Is the probability of backward scattering (i.e., scattering of α-particles at angles greater than 90°) predicted by Thomson’s model much less, about the same, or much greater than that predicted by Rutherford’s model?
Much less. The probability of scattering of α-particles at angles greater than 90° predicted by Thomson’s model is much less than that predicted by Rutherford’s model.
Keeping other factors fixed, it is found experimentally that for small thickness t, the number of α-particles scattered at moderate angles is proportional to t. What clue does this linear dependence on t provide?
Scattering is mainly due to single collisions. The chances of a single collision increases linearly with the number of target atoms. Since the number of target atoms increase with an increase in thickness, the collision probability depends linearly on the thickness of the target.
In which model is it completely wrong to ignore multiple scattering for the calculation of average angle of scattering of α-particles by a thin foil?
Thomson’s model. It is wrong to ignore multiple scattering in Thomson’s model for the calculation of average angle of scattering of α−particles by a thin foil. This is because a single collision causes very little deflection in this model. Hence, the observed average scattering angle can be explained only by considering multiple scattering.
If Bohr’s quantisation postulate (angular momentum = nh/2π) is a basic law of nature, it should be equally valid for the case of planetary motion also. Why then do we never speak of quantisation of orbits of planets around the sun?
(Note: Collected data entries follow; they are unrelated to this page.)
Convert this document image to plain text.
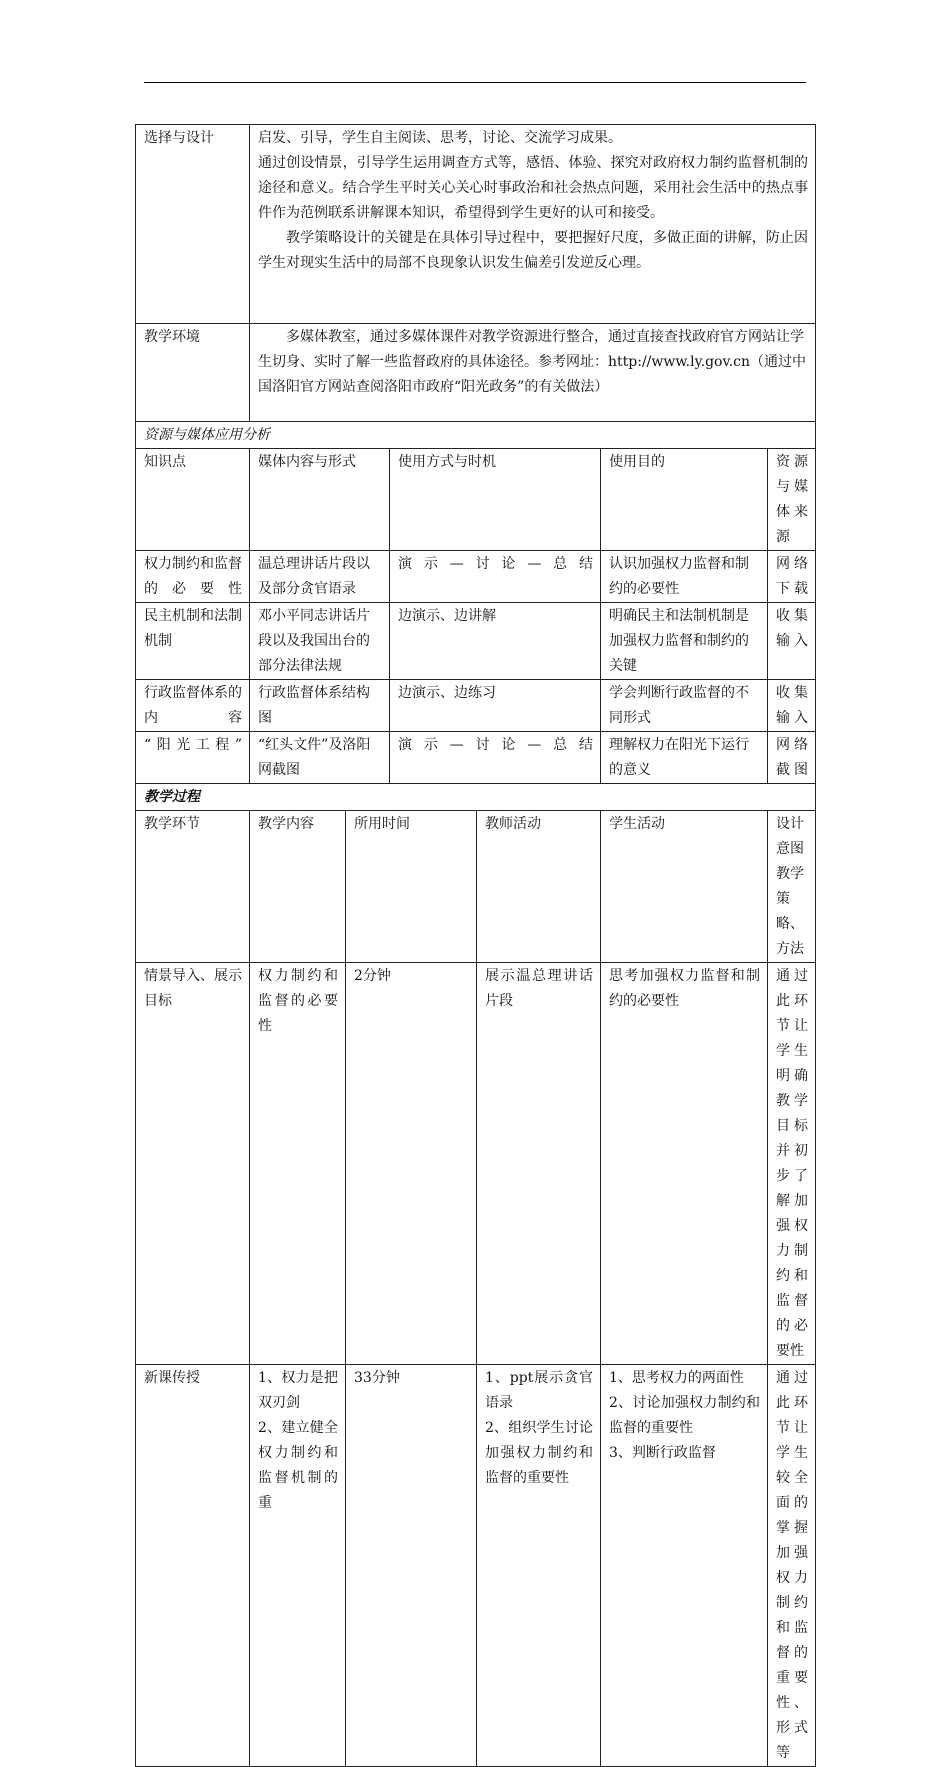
选择与设计	启发、引导，学生自主阅读、思考，讨论、交流学习成果。

通过创设情景，引导学生运用调查方式等，感悟、体验、探究对政府权力制约监督机制的途径和意义。结合学生平时关心关心时事政治和社会热点问题，采用社会生活中的热点事件作为范例联系讲解课本知识，希望得到学生更好的认可和接受。

教学策略设计的关键是在具体引导过程中，要把握好尺度，多做正面的讲解，防止因学生对现实生活中的局部不良现象认识发生偏差引发逆反心理。					

教学环境	多媒体教室，通过多媒体课件对教学资源进行整合，通过直接查找政府官方网站让学生切身、实时了解一些监督政府的具体途径。参考网址：http://www.ly.gov.cn（通过中国洛阳官方网站查阅洛阳市政府“阳光政务”的有关做法）					

资源与媒体应用分析						
知识点	媒体内容与形式		使用方式与时机		使用目的	资源与媒体来源
权力制约和监督的必要性	温总理讲话片段以及部分贪官语录		演示—讨论—总结		认识加强权力监督和制约的必要性	网络下载
民主机制和法制机制	邓小平同志讲话片段以及我国出台的部分法律法规		边演示、边讲解		明确民主和法制机制是加强权力监督和制约的关键	收集输入
行政监督体系的内容	行政监督体系结构图		边演示、边练习		学会判断行政监督的不同形式	收集输入
“阳光工程”	“红头文件”及洛阳网截图		演示—讨论—总结		理解权力在阳光下运行的意义	网络截图
教学过程						
教学环节	教学内容	所用时间		教师活动	学生活动	设计意图教学策略、方法
情景导入、展示目标	权力制约和监督的必要性	2分钟		展示温总理讲话片段	思考加强权力监督和制约的必要性	通过此环节让学生明确教学目标并初步了解加强权力制约和监督的必要性
新课传授	1、权力是把双刃剑
2、建立健全权力制约和监督机制的重	33分钟		1、ppt展示贪官语录
2、组织学生讨论加强权力制约和监督的重要性	1、思考权力的两面性
2、讨论加强权力制约和监督的重要性
3、判断行政监督	通过此环节让学生较全面的掌握加强权力制约和监督的重要性、形式等
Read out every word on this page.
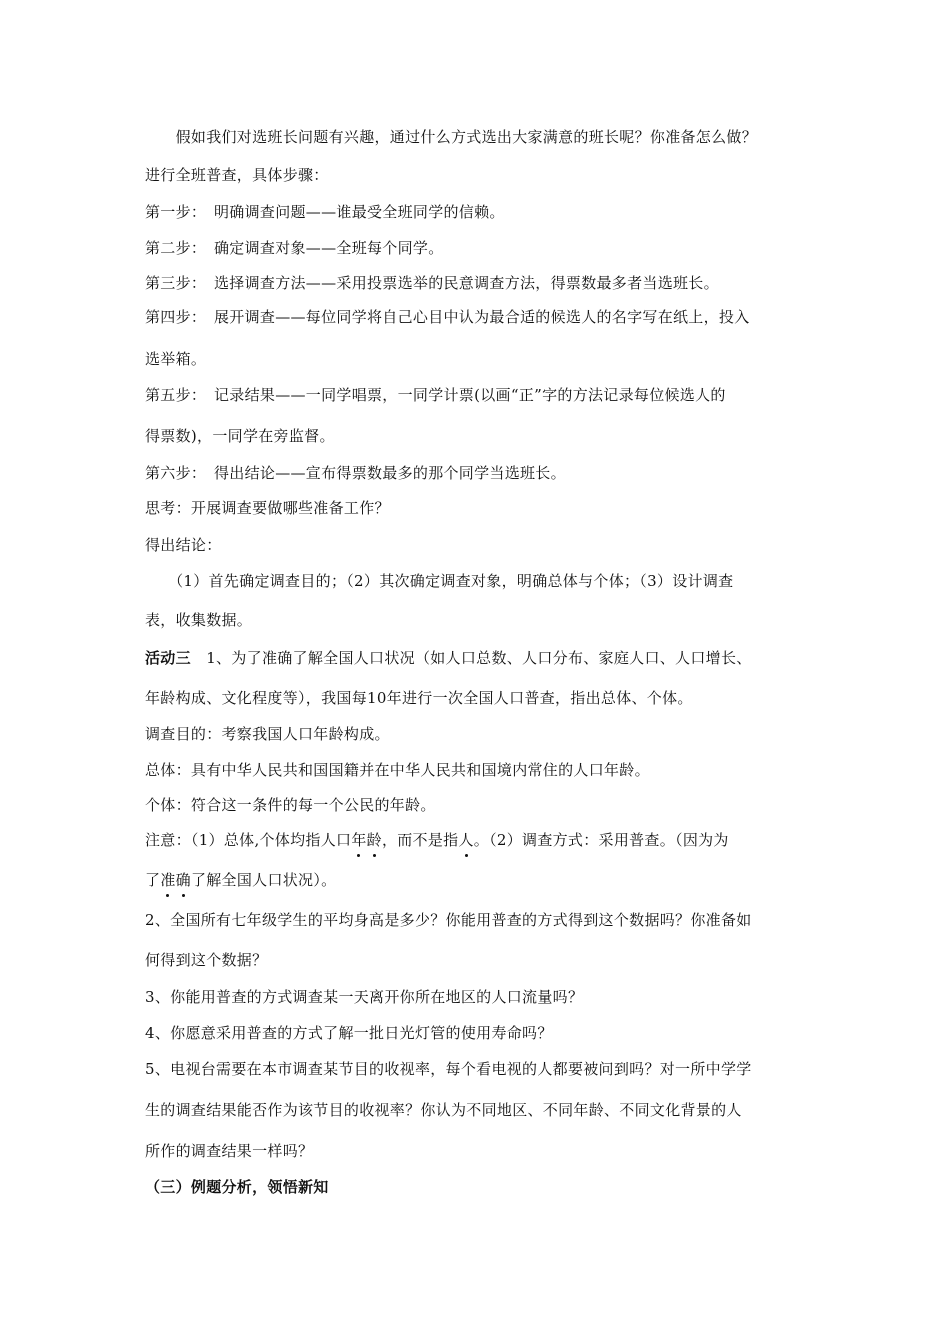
　　假如我们对选班长问题有兴趣，通过什么方式选出大家满意的班长呢？你准备怎么做？
进行全班普查，具体步骤：
第一步：　明确调查问题——谁最受全班同学的信赖。
第二步：　确定调查对象——全班每个同学。
第三步：　选择调查方法——采用投票选举的民意调查方法，得票数最多者当选班长。
第四步：　展开调查——每位同学将自己心目中认为最合适的候选人的名字写在纸上，投入
选举箱。
第五步：　记录结果——一同学唱票，一同学计票(以画“正”字的方法记录每位候选人的
得票数)，一同学在旁监督。
第六步：　得出结论——宣布得票数最多的那个同学当选班长。
思考：开展调查要做哪些准备工作？
得出结论：
　　（1）首先确定调查目的；（2）其次确定调查对象，明确总体与个体；（3）设计调查
表，收集数据。
活动三　1、为了准确了解全国人口状况（如人口总数、人口分布、家庭人口、人口增长、
年龄构成、文化程度等），我国每10年进行一次全国人口普查，指出总体、个体。
调查目的：考察我国人口年龄构成。
总体：具有中华人民共和国国籍并在中华人民共和国境内常住的人口年龄。
个体：符合这一条件的每一个公民的年龄。
注意：（1）总体,个体均指人口年龄，而不是指人。（2）调查方式：采用普查。（因为为
了准确了解全国人口状况）。
2、全国所有七年级学生的平均身高是多少？你能用普查的方式得到这个数据吗？你准备如
何得到这个数据？
3、你能用普查的方式调查某一天离开你所在地区的人口流量吗？
4、你愿意采用普查的方式了解一批日光灯管的使用寿命吗？
5、电视台需要在本市调查某节目的收视率，每个看电视的人都要被问到吗？对一所中学学
生的调查结果能否作为该节目的收视率？你认为不同地区、不同年龄、不同文化背景的人
所作的调查结果一样吗？
（三）例题分析，领悟新知
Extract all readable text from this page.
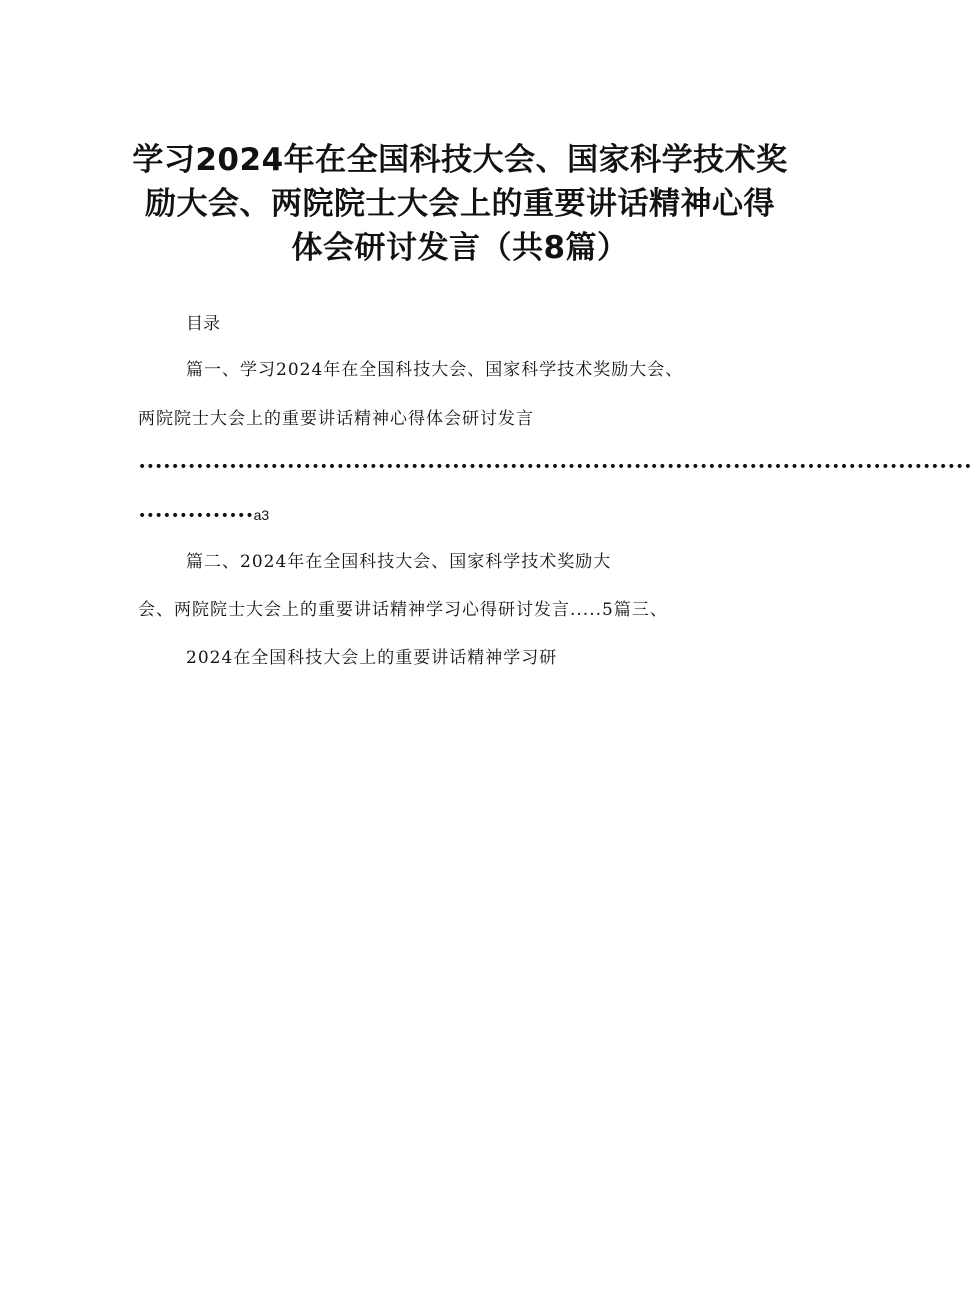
学习2024年在全国科技大会、国家科学技术奖励大会、两院院士大会上的重要讲话精神心得体会研讨发言（共8篇）
目录
篇一、学习2024年在全国科技大会、国家科学技术奖励大会、
两院院士大会上的重要讲话精神心得体会研讨发言
•••••••••••••••••••••••••••••••••••••••••••••••••••••••••••••••••••••••••••••••••••••••••••••••••••••
••••••••••••••a3
篇二、2024年在全国科技大会、国家科学技术奖励大
会、两院院士大会上的重要讲话精神学习心得研讨发言.....5篇三、
2024在全国科技大会上的重要讲话精神学习研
We never speak of quantization of orbits of planets around the Sun because the angular momentum associated with planetary motion is largely relative to the value of Planck’s constant (h). The angular momentum of the Earth in its orbit is of the order of 1070h. This leads to a very high value of quantum levels n of the order of 1070. For large values of n, successive energies and angular momenta are relatively very small. Hence, the quantum levels for planetary motion are considered continuous.